Code that ought to run fast, but can't due to Python limitations.
Hendrik van Rooyen
mail at microcorp.co.za
Mon Jul 6 16:04:30 CEST 2009
"Jean-Michel Pichavant" <jeanmichel at s....ns.com> wrote:
> Woot ! I'll keep this one in my mind, while I may not be that concerned
> by speed unlike the OP, I still find this way of doing very simple and
> so intuitive (one will successfully argue how I was not figuring this
> out by myself if it was so intuitive).
> Anyway I wanted to participated to this thread, as soon as I saw 'due to
> python limitations' in the title, I foretold a hell of a thread ! This
> is just provocation ! :-)
The OP was not being provocative - he has a real problem, and the
code he is complaining about already does more or less what my
snippet showed, as I rushed in where angels fear to tread...

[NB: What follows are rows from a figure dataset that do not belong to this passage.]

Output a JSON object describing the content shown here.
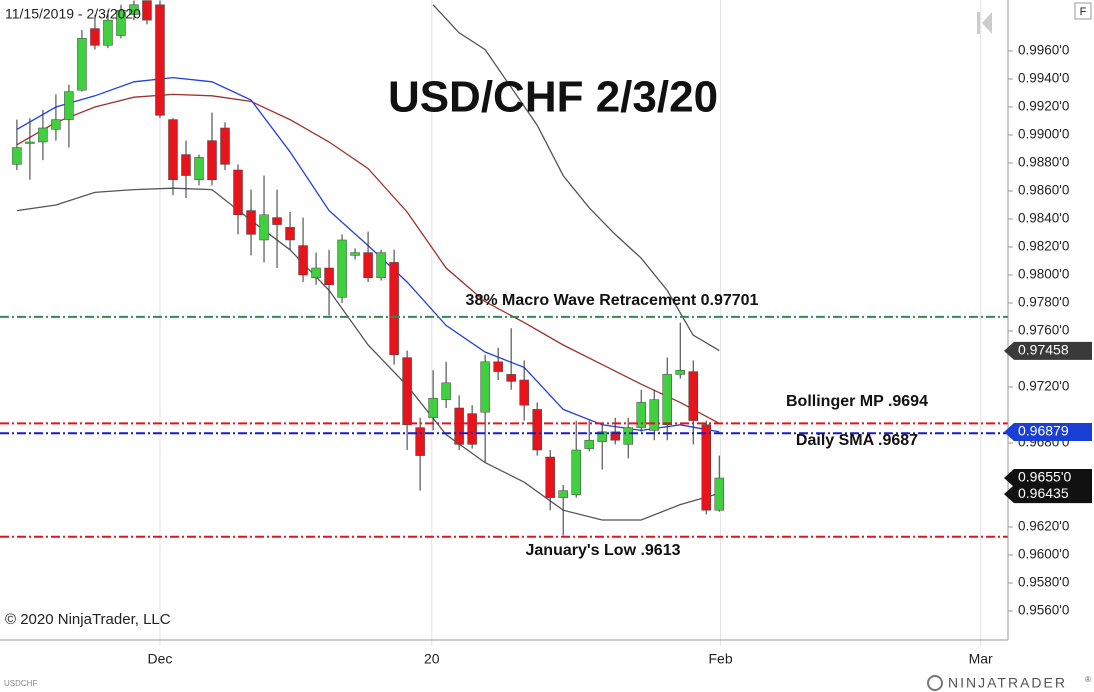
{
  "chart_data": {
    "type": "candlestick",
    "title": "USD/CHF 2/3/20",
    "subtitle": "11/15/2019 - 2/3/2020",
    "instrument": "USDCHF",
    "copyright": "© 2020 NinjaTrader, LLC",
    "brand": "NINJATRADER",
    "brand_mark": "®",
    "panel_button": "F",
    "x": [
      0,
      1,
      2,
      3,
      4,
      5,
      6,
      7,
      8,
      9,
      10,
      11,
      12,
      13,
      14,
      15,
      16,
      17,
      18,
      19,
      20,
      21,
      22,
      23,
      24,
      25,
      26,
      27,
      28,
      29,
      30,
      31,
      32,
      33,
      34,
      35,
      36,
      37,
      38,
      39,
      40,
      41,
      42,
      43,
      44,
      45,
      46,
      47,
      48,
      49,
      50,
      51,
      52,
      53,
      54
    ],
    "open": [
      0.9879,
      0.9894,
      0.9895,
      0.9904,
      0.9911,
      0.9932,
      0.9976,
      0.9964,
      0.9971,
      0.9986,
      0.9996,
      0.9993,
      0.9911,
      0.9886,
      0.9868,
      0.9896,
      0.9905,
      0.9875,
      0.9846,
      0.9825,
      0.9841,
      0.9834,
      0.9821,
      0.9798,
      0.9805,
      0.9784,
      0.9814,
      0.9816,
      0.9798,
      0.9809,
      0.9741,
      0.9691,
      0.9698,
      0.9711,
      0.9705,
      0.9701,
      0.9702,
      0.9738,
      0.9729,
      0.9725,
      0.9704,
      0.967,
      0.9641,
      0.9643,
      0.9676,
      0.9681,
      0.9688,
      0.9679,
      0.9691,
      0.9689,
      0.9693,
      0.9729,
      0.9731,
      0.9693,
      0.9632
    ],
    "high": [
      0.9911,
      0.9912,
      0.9918,
      0.9929,
      0.9936,
      0.9975,
      0.9986,
      0.9989,
      0.9993,
      0.9996,
      0.9996,
      0.9996,
      0.9912,
      0.9896,
      0.9886,
      0.9916,
      0.9909,
      0.9879,
      0.9861,
      0.9871,
      0.9861,
      0.9845,
      0.9841,
      0.9816,
      0.9818,
      0.9829,
      0.9819,
      0.9831,
      0.9818,
      0.9818,
      0.9746,
      0.9698,
      0.9732,
      0.9738,
      0.9714,
      0.9707,
      0.9743,
      0.9748,
      0.9762,
      0.9739,
      0.9709,
      0.9675,
      0.965,
      0.9696,
      0.9696,
      0.9693,
      0.9698,
      0.9698,
      0.9718,
      0.9718,
      0.9741,
      0.9766,
      0.9739,
      0.9696,
      0.9671
    ],
    "low": [
      0.9875,
      0.9868,
      0.9882,
      0.9896,
      0.9891,
      0.9931,
      0.9961,
      0.9962,
      0.9969,
      0.9982,
      0.9979,
      0.9912,
      0.9857,
      0.9855,
      0.9864,
      0.9864,
      0.9875,
      0.9829,
      0.9814,
      0.9809,
      0.9805,
      0.9818,
      0.9795,
      0.9793,
      0.9771,
      0.978,
      0.9811,
      0.9795,
      0.9796,
      0.9736,
      0.9675,
      0.9646,
      0.9689,
      0.9705,
      0.9675,
      0.9676,
      0.9666,
      0.9725,
      0.9718,
      0.9696,
      0.9671,
      0.9632,
      0.9614,
      0.9641,
      0.9674,
      0.9661,
      0.9679,
      0.9669,
      0.9688,
      0.9682,
      0.9682,
      0.9726,
      0.9679,
      0.9629,
      0.9631
    ],
    "close": [
      0.9891,
      0.9895,
      0.9905,
      0.9911,
      0.9931,
      0.9969,
      0.9964,
      0.9982,
      0.9989,
      0.9993,
      0.9982,
      0.9914,
      0.9868,
      0.9871,
      0.9884,
      0.9868,
      0.9879,
      0.9843,
      0.9829,
      0.9843,
      0.9836,
      0.9825,
      0.98,
      0.9805,
      0.9793,
      0.9825,
      0.9816,
      0.9798,
      0.9816,
      0.9743,
      0.9693,
      0.9671,
      0.9712,
      0.9723,
      0.9679,
      0.9679,
      0.9738,
      0.9731,
      0.9724,
      0.9707,
      0.9675,
      0.9641,
      0.9646,
      0.9675,
      0.9682,
      0.9688,
      0.9682,
      0.9691,
      0.9709,
      0.9711,
      0.9729,
      0.9732,
      0.9696,
      0.9632,
      0.9655
    ],
    "up_color": "#3fcf3f",
    "down_color": "#e8141c",
    "lines": [
      {
        "color": "#555555",
        "x": [
          32,
          34,
          36,
          38,
          40,
          42,
          44,
          46,
          48,
          50,
          52,
          54
        ],
        "values": [
          0.9993,
          0.9973,
          0.9961,
          0.9934,
          0.9907,
          0.9871,
          0.9848,
          0.9829,
          0.9812,
          0.9789,
          0.9757,
          0.9746
        ]
      },
      {
        "color": "#555555",
        "x": [
          0,
          3,
          6,
          9,
          12,
          15,
          18,
          21,
          24,
          27,
          30,
          33,
          36,
          39,
          42,
          45,
          48,
          51,
          54
        ],
        "values": [
          0.9846,
          0.985,
          0.9859,
          0.9861,
          0.9862,
          0.9861,
          0.9839,
          0.9818,
          0.9789,
          0.975,
          0.9721,
          0.9686,
          0.9666,
          0.9652,
          0.9632,
          0.9625,
          0.9625,
          0.9636,
          0.9644
        ]
      },
      {
        "color": "#a0302a",
        "x": [
          0,
          3,
          6,
          9,
          12,
          15,
          18,
          21,
          24,
          27,
          30,
          33,
          36,
          39,
          42,
          45,
          48,
          51,
          54
        ],
        "values": [
          0.9893,
          0.9909,
          0.992,
          0.9927,
          0.9929,
          0.9928,
          0.9924,
          0.9911,
          0.9895,
          0.9876,
          0.9845,
          0.9805,
          0.9781,
          0.9766,
          0.975,
          0.9736,
          0.9722,
          0.9709,
          0.9694
        ]
      },
      {
        "color": "#2040e0",
        "x": [
          0,
          3,
          6,
          9,
          12,
          15,
          18,
          21,
          24,
          27,
          30,
          33,
          36,
          39,
          42,
          45,
          48,
          51,
          54
        ],
        "values": [
          0.9904,
          0.992,
          0.9928,
          0.9938,
          0.9941,
          0.9938,
          0.9925,
          0.9888,
          0.9846,
          0.9821,
          0.9795,
          0.9764,
          0.9745,
          0.9734,
          0.9704,
          0.9693,
          0.9689,
          0.9693,
          0.9688
        ]
      }
    ],
    "hlines": [
      {
        "value": 0.97701,
        "color": "#2e8b57"
      },
      {
        "value": 0.9694,
        "color": "#e0141e"
      },
      {
        "value": 0.9687,
        "color": "#1a1acc"
      },
      {
        "value": 0.9613,
        "color": "#e0141e"
      }
    ],
    "annotations": [
      "38% Macro Wave Retracement 0.97701",
      "Bollinger MP .9694",
      "Daily SMA .9687",
      "January's Low .9613"
    ],
    "price_labels": [
      {
        "value": 0.97458,
        "label": "0.97458",
        "color": "#3a3a3a"
      },
      {
        "value": 0.96879,
        "label": "0.96879",
        "color": "#1a3fd6"
      },
      {
        "value": 0.9655,
        "label": "0.9655'0",
        "color": "#111111"
      },
      {
        "value": 0.96435,
        "label": "0.96435",
        "color": "#111111"
      }
    ],
    "xlim": [
      -1.3,
      76.2
    ],
    "xticks": [
      {
        "value": 11,
        "label": "Dec"
      },
      {
        "value": 31.9,
        "label": "20"
      },
      {
        "value": 54.1,
        "label": "Feb"
      },
      {
        "value": 74.1,
        "label": "Mar"
      }
    ],
    "ylim": [
      0.95393,
      0.99964
    ],
    "yticks": [
      {
        "value": 0.996,
        "label": "0.9960'0"
      },
      {
        "value": 0.994,
        "label": "0.9940'0"
      },
      {
        "value": 0.992,
        "label": "0.9920'0"
      },
      {
        "value": 0.99,
        "label": "0.9900'0"
      },
      {
        "value": 0.988,
        "label": "0.9880'0"
      },
      {
        "value": 0.986,
        "label": "0.9860'0"
      },
      {
        "value": 0.984,
        "label": "0.9840'0"
      },
      {
        "value": 0.982,
        "label": "0.9820'0"
      },
      {
        "value": 0.98,
        "label": "0.9800'0"
      },
      {
        "value": 0.978,
        "label": "0.9780'0"
      },
      {
        "value": 0.976,
        "label": "0.9760'0"
      },
      {
        "value": 0.972,
        "label": "0.9720'0"
      },
      {
        "value": 0.968,
        "label": "0.9680'0"
      },
      {
        "value": 0.962,
        "label": "0.9620'0"
      },
      {
        "value": 0.96,
        "label": "0.9600'0"
      },
      {
        "value": 0.958,
        "label": "0.9580'0"
      },
      {
        "value": 0.956,
        "label": "0.9560'0"
      }
    ]
  }
}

The bit that was not clearly shown in what I proposed, is that you
should stay in the individual states, testing for the reasons for the
state transitions, until it is time to change - so there is a while loop
in each of the individual states too. It becomes a terribly big structure
if you have a lot of states, it duplicates a lot of tests across the different
states, and it is very awkward if the states nest.
Have a look at the one without the dict too - it is even faster as it
avoids the dict lookup.
That, however, is a bit like assembler code, as it kind of "jumps"
from state to state, and there is no central thing to show what does,
and what does not, belong together, as there is no dict. Not an easy
beast to fix if it's big and it's wrong.